Hijrah yang bisa diartikan juga dengan kata pindah. Lho..pindah dari apa?

Bertepatan dengan Tahun Baru Hijjriyah 1427 yang baru saja berlalu, banyak yang *mungkin* tidak kepikiran tentang makna atau esensi dari hijrah itu sendiri. Padahal, seruan itu sudah berlangsung selama 1427 tahun secara kalender Islam.

Kalau diartikan secara harfiah, hijrah itu memang diartikan dengan kata pindah.
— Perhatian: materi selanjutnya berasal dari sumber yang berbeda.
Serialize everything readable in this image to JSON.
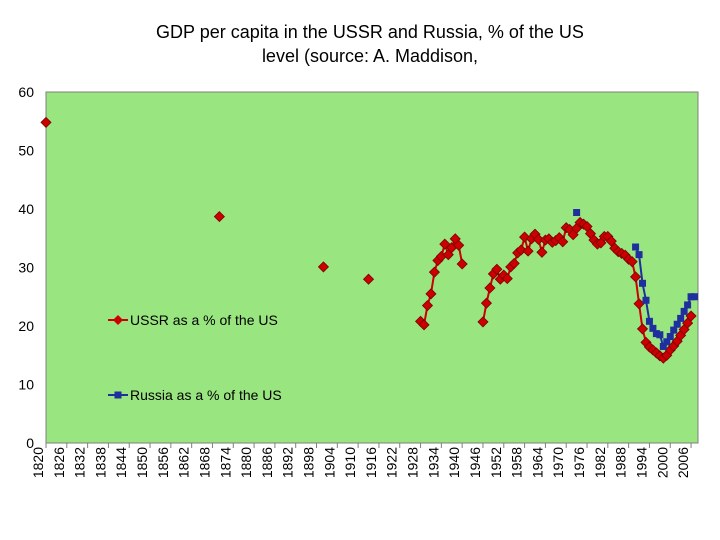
{
  "chart_data": {
    "type": "line",
    "title_lines": [
      "GDP  per capita in the USSR and Russia, % of the US",
      "level (source: A. Maddison,"
    ],
    "xlabel": "",
    "ylabel": "",
    "x_start": 1820,
    "x_end": 2008,
    "x_ticks": [
      1820,
      1826,
      1832,
      1838,
      1844,
      1850,
      1856,
      1862,
      1868,
      1874,
      1880,
      1886,
      1892,
      1898,
      1904,
      1910,
      1916,
      1922,
      1928,
      1934,
      1940,
      1946,
      1952,
      1958,
      1964,
      1970,
      1976,
      1982,
      1988,
      1994,
      2000,
      2006
    ],
    "ylim": [
      0,
      60
    ],
    "y_ticks": [
      0,
      10,
      20,
      30,
      40,
      50,
      60
    ],
    "grid": false,
    "colors": {
      "plot_bg": "#99e680",
      "ussr": "#cc0000",
      "russia": "#1f2f9e",
      "axis": "#7f7f7f"
    },
    "series": [
      {
        "name": "USSR as a % of the US",
        "marker": "diamond",
        "x": [
          1820,
          1870,
          1900,
          1913,
          1928,
          1929,
          1930,
          1931,
          1932,
          1933,
          1934,
          1935,
          1936,
          1937,
          1938,
          1939,
          1940,
          1946,
          1947,
          1948,
          1949,
          1950,
          1951,
          1952,
          1953,
          1954,
          1955,
          1956,
          1957,
          1958,
          1959,
          1960,
          1961,
          1962,
          1963,
          1964,
          1965,
          1966,
          1967,
          1968,
          1969,
          1970,
          1971,
          1972,
          1973,
          1974,
          1975,
          1976,
          1977,
          1978,
          1979,
          1980,
          1981,
          1982,
          1983,
          1984,
          1985,
          1986,
          1987,
          1988,
          1989,
          1990,
          1991,
          1992,
          1993,
          1994,
          1995,
          1996,
          1997,
          1998,
          1999,
          2000,
          2001,
          2002,
          2003,
          2004,
          2005,
          2006
        ],
        "values": [
          54.8,
          38.7,
          30.1,
          28.0,
          20.8,
          20.2,
          23.5,
          25.5,
          29.2,
          31.2,
          31.9,
          34.0,
          32.2,
          33.4,
          34.9,
          33.8,
          30.6,
          20.7,
          23.9,
          26.5,
          28.9,
          29.7,
          28.0,
          28.7,
          28.1,
          30.1,
          30.7,
          32.5,
          33.0,
          35.2,
          32.8,
          34.9,
          35.7,
          34.8,
          32.6,
          34.7,
          34.9,
          34.3,
          34.6,
          35.1,
          34.4,
          36.8,
          36.5,
          35.6,
          36.7,
          37.7,
          37.4,
          37.0,
          35.8,
          34.7,
          34.0,
          34.2,
          35.3,
          35.3,
          34.5,
          33.3,
          32.7,
          32.4,
          32.1,
          31.4,
          31.0,
          28.4,
          23.8,
          19.5,
          17.2,
          16.4,
          15.9,
          15.4,
          14.9,
          14.5,
          15.0,
          15.9,
          16.6,
          17.4,
          18.4,
          19.4,
          20.5,
          21.7
        ]
      },
      {
        "name": "Russia as a % of the US",
        "marker": "square",
        "x": [
          1973,
          1990,
          1991,
          1992,
          1993,
          1994,
          1995,
          1996,
          1997,
          1998,
          1999,
          2000,
          2001,
          2002,
          2003,
          2004,
          2005,
          2006,
          2007
        ],
        "values": [
          39.4,
          33.5,
          32.2,
          27.3,
          24.4,
          20.8,
          19.6,
          18.7,
          18.5,
          16.5,
          17.3,
          18.2,
          19.3,
          20.3,
          21.3,
          22.5,
          23.6,
          25.0,
          25.0
        ]
      }
    ],
    "legend": [
      "USSR as a % of the US",
      "Russia as a % of the US"
    ]
  }
}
Bisa itu pindah dari satu tempat ke tempat yang lain. Tapi yang namanya kata kunci, seperti di dalam Al Qur'an yang penuh dengan bait-bait indah, hijrah itu bisa jadi luas maknanya.

Semisal, seruan normatif untuk berbuat kebajikan bisa jadi salah satu maknanya. Tentu saja, berpindah dari perbuatan negatif ke perbuatan yang positif itu bisa diartikan dengan pindah, atau hijrah.

Saya pribadi juga sering khilaf melakukan banyak kesalahan dalam hidup. Meskipun terkadang saya tahu tentang teori dan seruan yang ada pada kata hijrah itu, kata-kata itu bagaikan masuk kuping kiri keluar kuping kanan.

Lalu apa yang bisa kita ambil dari kata sakti itu?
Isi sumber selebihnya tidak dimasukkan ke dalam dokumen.